The Inglewood city council, after voting last month to enter into an “exclusive negotiating agreement” with Los Angeles Clippers owner Steve Ballmer for a new arena, voted again on Friday to do the same thing, after getting a claim filed against it by the owners of Madison Square Garden on Wednesday for — you know what, let’s take this one step at a time:
- Since February, there’s been talk that Ballmer wanted to build his own arena in Inglewood, possibly adjacent to the Los Angeles Rams’ (and Chargers‘) new stadium, so that he (and maybe Rams owner Stan Kroenke) could create his own entertainment district to compete with AEG’s L.A. Live next to the Clippers’ (and Lakers‘) current home at the Staples Center.
- Inglewood councilmembers voted in June to approve that three-year negotiating agreement, which has no funding or operating details beyond “We wanna build an arena, let’s figure this out.”
- Last Wednesday, MSG — which owns the Forum arena, formerly the home of the Lakers and now used mostly for concerts, and which is owned by James Dolan of New York Knicks and terrible singing fame — filed that claim for damages against Inglewood, claiming city officials asked them to give up their lease on parking lots across the street from the new football stadium site in April by telling them it was for a new “business-technology park.” Which, you’d think Dolan and his lawyers could have read the newspapers back in February to see this coming, but okay. MSG’s lawyers said if the city didn’t cancel the deal with Ballmer, they’d file suit.

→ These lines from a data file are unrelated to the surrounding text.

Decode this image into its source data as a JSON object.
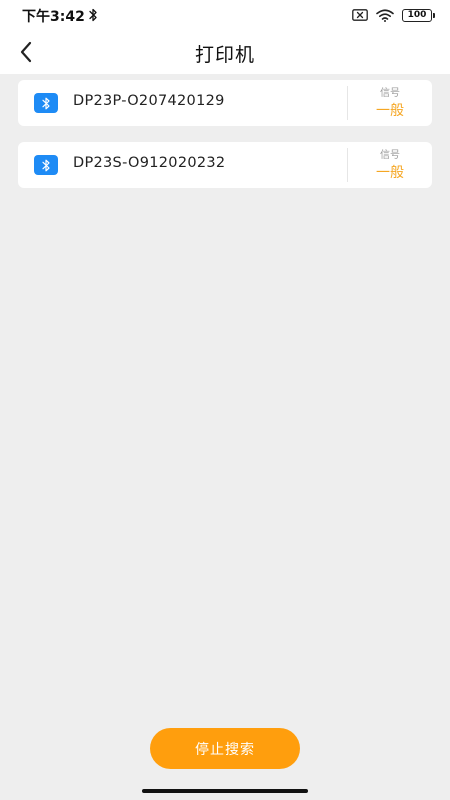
{
  "status_bar": {
    "time": "下午3:42",
    "battery": "100",
    "icons": [
      "bluetooth-icon",
      "no-sim-icon",
      "wifi-icon",
      "battery-icon"
    ]
  },
  "nav": {
    "title": "打印机",
    "back_icon": "chevron-left-icon"
  },
  "devices": [
    {
      "name": "DP23P-O207420129",
      "signal_label": "信号",
      "signal_value": "一般",
      "icon": "bluetooth-icon"
    },
    {
      "name": "DP23S-O912020232",
      "signal_label": "信号",
      "signal_value": "一般",
      "icon": "bluetooth-icon"
    }
  ],
  "footer": {
    "stop_button_label": "停止搜索"
  },
  "colors": {
    "accent": "#ff9e0d",
    "signal_text": "#f5a623",
    "bluetooth_badge": "#1e8bf5",
    "background": "#eeeeee"
  }
}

- Inglewood doubled down on Friday by voting unanimously to reauthorize the agreement with Ballmer, to meet any concerns that the June vote had taken place without public notice (one of the charges in MSG’s claim).
- Friday’s vote was attended by 40 Inglewood residents protesting that the city was considering using eminent domain to force them off of their privately owned land to make way for the arena, or otherwise displace them by helping to gentrify their neighborhood.
- Inglewood Mayor James Butts said no one was being displaced, that the arena would be built entirely on public land.
- An MSG press spokesperson fired off an email to the Los Angeles Times saying that the land Ballmer is seeking contains hundreds of homes, apartments, and businesses, and “there is no question that residents would need to be displaced within this area.”
So, what the hell? The agreement itself includes this color-coded map by owner type:
The white parcels are the privately-owned bits of land, so, yeah, I’d say there should be some concern about eminent domain being used. In fact, I’d go so far as to say it’d be impossible to build an arena, let alone a surrounding entertainment district, without obtaining some private land.
Here’s what it looks like on Google Maps:
This is shaping up to be a big-ass mess, and that’s before we’ve even gotten into the question of who’s going to pay for it. Ballmer and Butts are going to need all of those three years, I’m guessing.